London Fire Brigade

Being green gets you in the black

03 June 2010

New figures announced on the eve of World Environment Day (5 June), show that London Fire Brigade’s green projects are not only protecting the environment but are also saving London’s taxpayers hundreds of thousands of pounds every year.

With pressure growing to save both money and carbon emissions, projects put in place by the Brigade have led to savings of £260,000 this year alone – equivalent to the cost of 41,000 smoke alarms - and over £1 million since the Brigade started focussing on the need to be greener.

The Brigade is also revealing that through renewable energy and low carbon technologies it is producing nearly 5 per cent of all the energy it consumes. Despite the organisation growing, with more firefighters, emergency vehicles and fire stations, to keep up with London’s growth, overall carbon emissions are down by nearly 17 per cent on 1990s levels.

Green technology in fire stations includes:

*              Photo-voltaic/solar panels, converting solar energy into electricity and hot water

*              Grey water technology, recycling rain water

*              Motion sensor lighting, so lights are not left switched on in an empty room

*              Thermostatic radiator valves, controlling the temperature of each radiator

*              Wind turbines, generating energy for the fire station

The Brigade even works with a company which has prevented tonnes of old hoses being sent to landfill by turning them into handbags, belts and wallets. 

London Fire Commissioner Ron Dobson said: “Everyone is a winner because of this work, as we do our bit for the environment and our bank balance.
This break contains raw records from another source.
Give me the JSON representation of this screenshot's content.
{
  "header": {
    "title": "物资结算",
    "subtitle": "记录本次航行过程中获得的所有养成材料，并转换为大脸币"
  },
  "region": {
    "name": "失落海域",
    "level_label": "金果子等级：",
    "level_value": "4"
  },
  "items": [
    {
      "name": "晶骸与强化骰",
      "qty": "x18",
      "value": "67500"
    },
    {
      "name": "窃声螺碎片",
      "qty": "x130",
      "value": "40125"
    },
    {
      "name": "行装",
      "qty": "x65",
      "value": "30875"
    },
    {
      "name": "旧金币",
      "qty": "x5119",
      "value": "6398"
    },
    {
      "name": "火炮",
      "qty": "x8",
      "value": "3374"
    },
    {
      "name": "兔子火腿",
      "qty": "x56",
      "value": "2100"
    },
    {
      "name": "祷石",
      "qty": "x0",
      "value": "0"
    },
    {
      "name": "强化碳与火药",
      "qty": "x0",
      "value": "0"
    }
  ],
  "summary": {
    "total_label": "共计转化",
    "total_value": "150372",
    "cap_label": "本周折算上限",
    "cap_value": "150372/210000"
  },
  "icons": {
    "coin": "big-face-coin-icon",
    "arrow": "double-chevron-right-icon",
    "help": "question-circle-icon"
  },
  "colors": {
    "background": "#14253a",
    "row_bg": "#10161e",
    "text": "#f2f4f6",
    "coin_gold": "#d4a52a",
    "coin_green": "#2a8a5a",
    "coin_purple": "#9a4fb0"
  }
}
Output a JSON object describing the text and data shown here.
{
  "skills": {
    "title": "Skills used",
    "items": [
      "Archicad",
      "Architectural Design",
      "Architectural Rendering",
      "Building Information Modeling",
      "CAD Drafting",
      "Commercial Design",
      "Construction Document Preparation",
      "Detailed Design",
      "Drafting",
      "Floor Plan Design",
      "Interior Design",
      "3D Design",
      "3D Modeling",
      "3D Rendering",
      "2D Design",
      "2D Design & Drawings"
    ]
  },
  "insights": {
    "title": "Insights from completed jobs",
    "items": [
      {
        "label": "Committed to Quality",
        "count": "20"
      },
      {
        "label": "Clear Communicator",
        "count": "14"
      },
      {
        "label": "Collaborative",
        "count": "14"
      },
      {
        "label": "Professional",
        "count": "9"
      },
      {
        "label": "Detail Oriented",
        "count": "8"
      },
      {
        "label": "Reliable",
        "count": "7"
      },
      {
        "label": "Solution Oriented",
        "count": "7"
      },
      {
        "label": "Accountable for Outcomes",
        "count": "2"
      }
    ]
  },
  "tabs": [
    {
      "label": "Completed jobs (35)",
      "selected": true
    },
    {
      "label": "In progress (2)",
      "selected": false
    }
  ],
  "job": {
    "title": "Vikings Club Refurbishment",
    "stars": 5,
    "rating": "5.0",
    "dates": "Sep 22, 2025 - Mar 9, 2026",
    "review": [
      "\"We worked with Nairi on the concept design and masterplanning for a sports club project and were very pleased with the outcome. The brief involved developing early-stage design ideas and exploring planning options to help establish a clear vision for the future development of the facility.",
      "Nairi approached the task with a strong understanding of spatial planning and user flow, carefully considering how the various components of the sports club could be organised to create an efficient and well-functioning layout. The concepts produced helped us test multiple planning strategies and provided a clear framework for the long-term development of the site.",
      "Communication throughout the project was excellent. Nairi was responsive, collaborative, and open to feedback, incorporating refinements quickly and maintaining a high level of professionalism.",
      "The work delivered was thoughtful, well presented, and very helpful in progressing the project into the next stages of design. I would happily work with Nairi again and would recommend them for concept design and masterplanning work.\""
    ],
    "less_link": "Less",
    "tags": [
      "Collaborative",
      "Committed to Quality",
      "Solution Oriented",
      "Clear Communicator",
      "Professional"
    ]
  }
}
The money we save is re-invested in more green technology which will lead to an even lower carbon footprint and further savings.”

Notes for editors

*              In 2009 the LFB entered into a performance guarantee contract to reduce the energy consumption at 10 stations. Ilford fire station is expected to reduce its carbon emissions by more than 40 per cent with payback achieved in 10 years. 

*              The next major projects are the rebuilding of ten fire stations, nine of those from 2012 as part of a major PFI initiative. All of these buildings will contain the latest green technology and be assessed for their sustainable design. We want our buildings to achieve a BRE Environmental Assessment Method ‘excellent’ rating, which shows that we have taken significant steps to limit the building’s carbon footprint.